What must a Certificate of Analysis include to serve as reliable evidence?
A complete CoA should show the issuing laboratory’s name and accreditation status, the test date and lot or batch identifier linking the results to specific production, the exact test methods used (including method numbers and year of standard if applicable), the property values with units, the declared tolerances or specification limits, and the signature or approval of a qualified technical authority. For in-house mill labs, the CoA should reference calibration records and proficiency testing participation to demonstrate measurement credibility. Avoid accepting CoAs that simply list property values without method attribution or that lack clear traceability to the material being quoted—these minimal certificates create the verification gaps this article aims to prevent.

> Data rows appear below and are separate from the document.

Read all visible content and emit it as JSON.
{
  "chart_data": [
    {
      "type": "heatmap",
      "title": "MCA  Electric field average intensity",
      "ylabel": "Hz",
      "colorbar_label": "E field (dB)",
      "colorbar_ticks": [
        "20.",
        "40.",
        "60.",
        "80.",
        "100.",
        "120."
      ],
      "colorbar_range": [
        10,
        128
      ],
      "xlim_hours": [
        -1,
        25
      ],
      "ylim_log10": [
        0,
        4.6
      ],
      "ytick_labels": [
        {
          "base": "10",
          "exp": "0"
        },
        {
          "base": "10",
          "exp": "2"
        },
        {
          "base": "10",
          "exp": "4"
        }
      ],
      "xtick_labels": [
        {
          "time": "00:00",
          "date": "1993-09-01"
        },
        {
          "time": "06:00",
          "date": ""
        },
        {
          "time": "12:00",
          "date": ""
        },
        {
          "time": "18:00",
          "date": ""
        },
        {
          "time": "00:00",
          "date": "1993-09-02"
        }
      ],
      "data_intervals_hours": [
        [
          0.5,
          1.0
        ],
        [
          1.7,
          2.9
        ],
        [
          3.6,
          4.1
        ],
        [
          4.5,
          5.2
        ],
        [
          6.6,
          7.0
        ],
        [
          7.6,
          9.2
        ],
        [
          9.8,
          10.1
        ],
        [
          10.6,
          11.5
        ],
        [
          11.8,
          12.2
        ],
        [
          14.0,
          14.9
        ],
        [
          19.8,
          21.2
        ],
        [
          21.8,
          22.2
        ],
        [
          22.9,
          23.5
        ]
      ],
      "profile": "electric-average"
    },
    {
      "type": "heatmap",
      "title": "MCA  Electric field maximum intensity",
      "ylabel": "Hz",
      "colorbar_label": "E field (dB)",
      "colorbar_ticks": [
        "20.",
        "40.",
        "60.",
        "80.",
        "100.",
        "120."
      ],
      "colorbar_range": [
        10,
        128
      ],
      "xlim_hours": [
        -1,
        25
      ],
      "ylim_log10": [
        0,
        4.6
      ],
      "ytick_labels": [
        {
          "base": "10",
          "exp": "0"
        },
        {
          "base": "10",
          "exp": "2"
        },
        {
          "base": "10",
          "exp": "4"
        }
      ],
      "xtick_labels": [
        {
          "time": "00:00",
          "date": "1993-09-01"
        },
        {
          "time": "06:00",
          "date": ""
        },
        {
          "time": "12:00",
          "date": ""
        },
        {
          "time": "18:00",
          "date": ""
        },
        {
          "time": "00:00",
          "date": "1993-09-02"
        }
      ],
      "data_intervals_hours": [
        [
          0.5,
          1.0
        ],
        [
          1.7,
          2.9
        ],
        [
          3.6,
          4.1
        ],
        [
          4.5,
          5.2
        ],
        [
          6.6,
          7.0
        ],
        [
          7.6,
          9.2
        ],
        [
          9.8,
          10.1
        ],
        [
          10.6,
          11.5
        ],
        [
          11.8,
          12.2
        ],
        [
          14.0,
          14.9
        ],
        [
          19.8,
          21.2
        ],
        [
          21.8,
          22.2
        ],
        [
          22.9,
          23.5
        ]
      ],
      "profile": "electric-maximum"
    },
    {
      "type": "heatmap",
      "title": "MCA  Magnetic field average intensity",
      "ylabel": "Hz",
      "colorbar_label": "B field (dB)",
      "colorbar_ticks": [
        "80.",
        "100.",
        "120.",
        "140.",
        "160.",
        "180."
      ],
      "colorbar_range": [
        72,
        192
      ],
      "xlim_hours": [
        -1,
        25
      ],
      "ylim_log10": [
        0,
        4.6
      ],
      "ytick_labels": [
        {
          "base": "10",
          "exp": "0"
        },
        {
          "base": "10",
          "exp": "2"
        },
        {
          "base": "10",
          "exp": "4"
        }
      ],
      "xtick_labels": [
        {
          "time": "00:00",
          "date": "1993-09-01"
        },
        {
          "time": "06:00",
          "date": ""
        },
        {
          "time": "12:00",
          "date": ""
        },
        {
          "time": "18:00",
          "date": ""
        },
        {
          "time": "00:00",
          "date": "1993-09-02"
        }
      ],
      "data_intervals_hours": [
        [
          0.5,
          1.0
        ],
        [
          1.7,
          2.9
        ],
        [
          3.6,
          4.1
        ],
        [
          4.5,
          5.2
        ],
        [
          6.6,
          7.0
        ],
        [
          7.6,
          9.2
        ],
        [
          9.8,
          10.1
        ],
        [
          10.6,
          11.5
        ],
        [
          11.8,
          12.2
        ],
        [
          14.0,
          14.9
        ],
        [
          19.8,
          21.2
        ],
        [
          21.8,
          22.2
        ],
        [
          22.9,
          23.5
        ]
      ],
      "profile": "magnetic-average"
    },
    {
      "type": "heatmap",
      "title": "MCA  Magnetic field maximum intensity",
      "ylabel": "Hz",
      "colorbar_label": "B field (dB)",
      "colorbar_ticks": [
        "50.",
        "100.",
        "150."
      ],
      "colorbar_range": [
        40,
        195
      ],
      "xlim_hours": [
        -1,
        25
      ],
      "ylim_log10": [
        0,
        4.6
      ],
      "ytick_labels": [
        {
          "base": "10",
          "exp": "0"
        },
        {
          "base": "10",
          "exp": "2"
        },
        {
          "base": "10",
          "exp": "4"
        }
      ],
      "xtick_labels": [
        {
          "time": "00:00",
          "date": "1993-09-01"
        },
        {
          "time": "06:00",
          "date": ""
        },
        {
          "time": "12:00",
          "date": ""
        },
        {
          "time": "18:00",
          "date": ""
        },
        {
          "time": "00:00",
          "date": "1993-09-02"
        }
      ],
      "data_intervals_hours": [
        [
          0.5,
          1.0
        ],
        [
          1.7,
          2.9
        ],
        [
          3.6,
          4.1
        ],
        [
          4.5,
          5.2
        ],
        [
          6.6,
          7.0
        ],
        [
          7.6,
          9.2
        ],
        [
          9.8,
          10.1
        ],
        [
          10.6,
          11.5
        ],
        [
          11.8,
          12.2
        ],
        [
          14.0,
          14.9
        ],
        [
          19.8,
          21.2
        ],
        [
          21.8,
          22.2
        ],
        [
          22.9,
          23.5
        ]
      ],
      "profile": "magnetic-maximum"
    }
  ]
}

Are in-house supplier lab results acceptable, or should I require third-party testing?
In-house lab results are acceptable when the supplier can demonstrate method alignment, calibration discipline, and quality management system compliance. Request evidence that their lab follows the same TAPPI or ISO methods your receiving QA team uses, maintains calibrated instruments with documented traceability to national standards, and participates in proficiency testing programs or interlaboratory comparisons. For new suppliers or high-risk procurements, consider requiring third-party lab verification for the initial qualification shipment, then shift to accepting in-house results once you’ve built confidence in their testing competence. The critical factor isn’t who performs the test—it’s whether the methodology, equipment capability, and documentation standards support reliable property verification at your receiving dock.
Disclaimer: This article provides general information about RFQ evidence packs and TAPPI/ISO method-named QA for educational purposes. Individual circumstances vary based on factors like plant acceptance criteria, product GSM range, regulatory or customer requirements, and available lab capabilities. For guidance tailored to your procurement-to-QA hand-off and acceptance workflow, consult a qualified professional.